Methods for integrated analysis of multiple omics datasets


Statistical methods are developed for the integrated analysis of Human Microbiome data, metabolomics, glycomics, proteomics and genomic datasets. Research topics are joint modeling of multiple variables as alternative for ad hoc defined combinations of multiple phenotypes, methods for secondary phenotypes to take into account study design, network analysis for dimension reduction and visualisation and meta analysis of results from omics datasets with special interest in heterogeneity across platforms, populations and study designs.

The MIMOmics project has received funding from the European Union’s Seventh Framework Programme (FP7-Health-F5-2012) under grant agreement n° 305280. Its main objective is statistical data integration. Simultaneous integration of omics data is essential for understanding the underlying biological system, both qualitatively as quantitatively.
Within MIMOmics we are involved in three work packages (WPs) for statistical data integration:

For WP1 – Data Harmonization, we develop a data integration method, in which probabilistic method of embedding a high dimensional dataset in terms of low dimensional ‘latent’ variables. This method can be applied to integrate the same omic datasets measured by different technologies such as LC-MS and NMR, and to integrate different omics datasets such as metabolomics and glycomics.

For WP2 – Network analysis, we combine correlated omics data sets using (Weighted) Multiplex Networks to capture the underlying patterns. We also investigate how to identify modules or sub-networks that are enriched with multi-omics information.

For WP3 – Risk prediction, we develop method to determine the augmented value of an omics data set and we study prediction models which are biologically interpretable by using network information.

For WP4 – Meta Analysis, we develop methods for combining multilevel biomarkers across studies, called Super-Meta. Joining forces of the experts from the different scientific fields, we aim to combine profiles representing the same mechanism but based on various omics variables. In particular these sub-projects are performed in collaboration with WUR and  TUDelft.

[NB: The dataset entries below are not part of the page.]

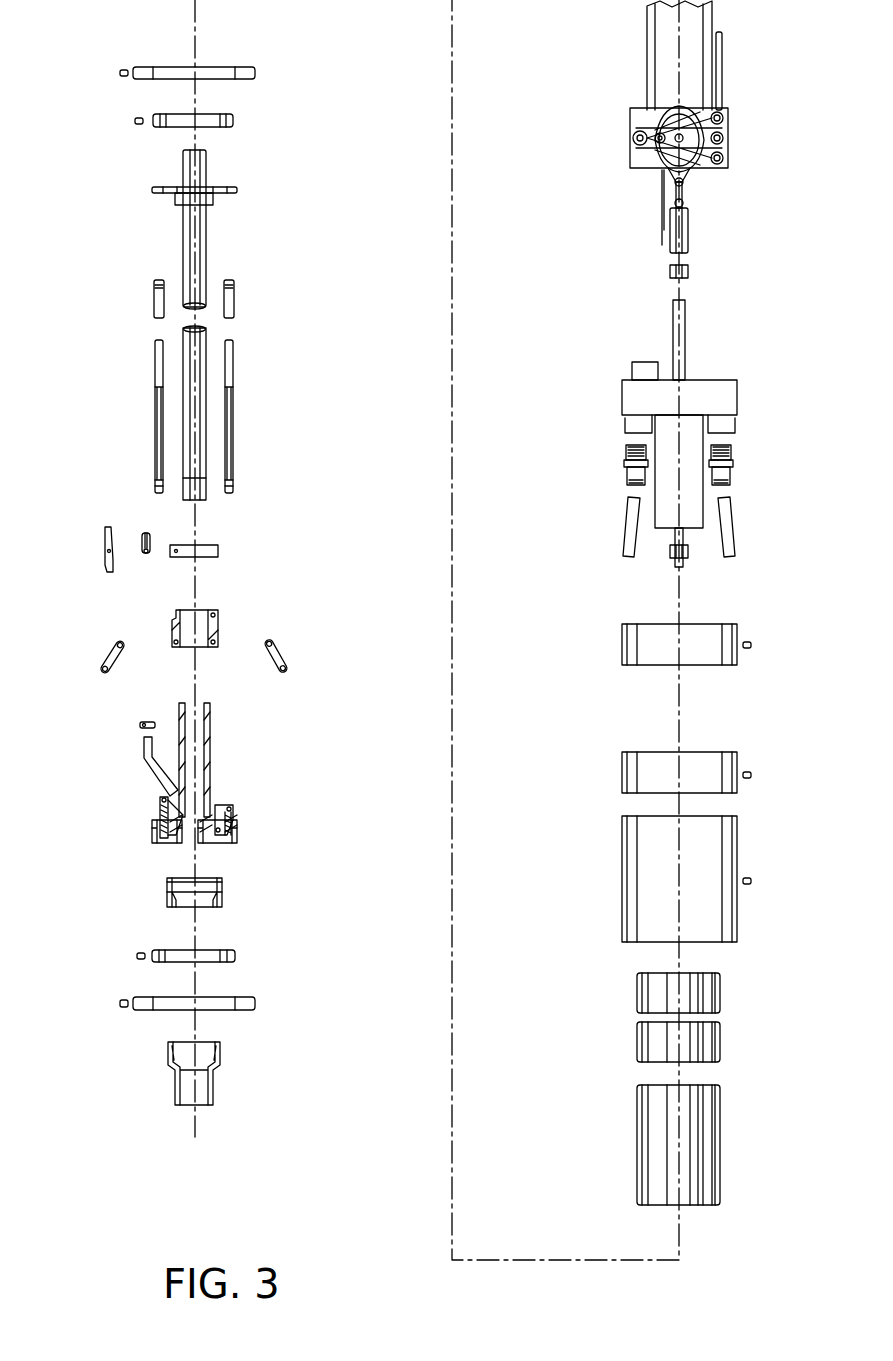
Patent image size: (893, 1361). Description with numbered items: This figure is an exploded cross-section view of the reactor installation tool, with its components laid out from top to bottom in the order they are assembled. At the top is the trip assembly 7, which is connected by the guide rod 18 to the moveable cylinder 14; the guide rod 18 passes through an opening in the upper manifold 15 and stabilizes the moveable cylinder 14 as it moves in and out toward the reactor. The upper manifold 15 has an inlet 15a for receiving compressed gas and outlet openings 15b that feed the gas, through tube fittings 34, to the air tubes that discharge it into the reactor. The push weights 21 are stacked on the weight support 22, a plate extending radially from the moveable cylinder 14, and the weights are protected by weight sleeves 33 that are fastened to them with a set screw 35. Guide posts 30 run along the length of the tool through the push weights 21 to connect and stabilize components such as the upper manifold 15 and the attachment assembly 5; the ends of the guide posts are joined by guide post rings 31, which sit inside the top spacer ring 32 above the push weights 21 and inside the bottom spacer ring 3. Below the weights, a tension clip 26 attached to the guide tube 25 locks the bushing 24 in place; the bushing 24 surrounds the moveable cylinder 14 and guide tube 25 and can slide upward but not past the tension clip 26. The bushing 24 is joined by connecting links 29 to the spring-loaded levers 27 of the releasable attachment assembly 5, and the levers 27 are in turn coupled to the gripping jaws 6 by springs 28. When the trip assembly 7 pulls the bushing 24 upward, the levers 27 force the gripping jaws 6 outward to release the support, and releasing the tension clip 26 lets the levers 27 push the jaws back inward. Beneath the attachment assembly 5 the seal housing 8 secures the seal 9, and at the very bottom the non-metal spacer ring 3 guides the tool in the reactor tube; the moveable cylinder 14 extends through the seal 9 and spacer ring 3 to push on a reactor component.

The spacer ring 3 is at (256, 1004).
The releasable attachment assembly 5 is at (252, 788).
The gripping jaws 6 is at (175, 834).
The trip assembly 7 is at (735, 105).
The seal housing 8 is at (222, 893).
The seal 9 is at (215, 1045).
The moveable cylinder 14 is at (203, 458).
The upper manifold 15 is at (730, 398).
The inlet 15a is at (632, 375).
The outlet openings 15b is at (627, 422).
The guide rod 18 is at (686, 327).
The push weights 21 is at (712, 993).
The weight support 22 is at (238, 190).
The bushing 24 is at (214, 625).
The guide tube 25 is at (213, 722).
The tension clip 26 is at (100, 520).
The spring-loaded levers 27 is at (222, 805).
The springs 28 is at (160, 808).
The connecting link 29 is at (278, 655).
The guide posts 30 is at (232, 300).
The guide post rings 31 is at (235, 120).
The top spacer ring 32 is at (257, 73).
The weight sleeves 33 is at (730, 634).
The tube fittings 34 is at (732, 472).
The set screw 35 is at (752, 645).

Statistical methods for family data

This was the topic of my PhD thesis. The analysis of family data is challenging due to the correlation structure and the outcome dependent sampling to enrich for genetic variants. A lot of my work has been focussed on testing for the presence of genetic effects in families. The last decade I am more interested in modelling the relationship between genetic effects and disease and health outcomes. In addition to genetic factors, I also model the contribution of life style factors and of the interplay between genetic and life style factors to aggregation of diseases in families.

I am involved in the following family studies in Leiden:

Research profile: Health, Prevention and the Human Life cycle
Study populations: Leiden Longevity Study

While family data contains information on risk factors for disease, this information is not used for risk prediction. I develop methods for risk prediction based on family data. This topic is closely related with the STW project TOPBREED of Prof Fred van Eeuwijk (WUR) in which I am involved. Here we develop methods to increase genomic breeding values.

Statistical methods for modelling the effect of helminth infections on health

For data from a household randomized clinical trial performed in Nangapanda Indonesia, I develop statistical methods for the analysis of categorical count data (human microbiome) in clustered designs (longitudinal, families, households) and for the joint analysis of several (mixed) outcomes over time.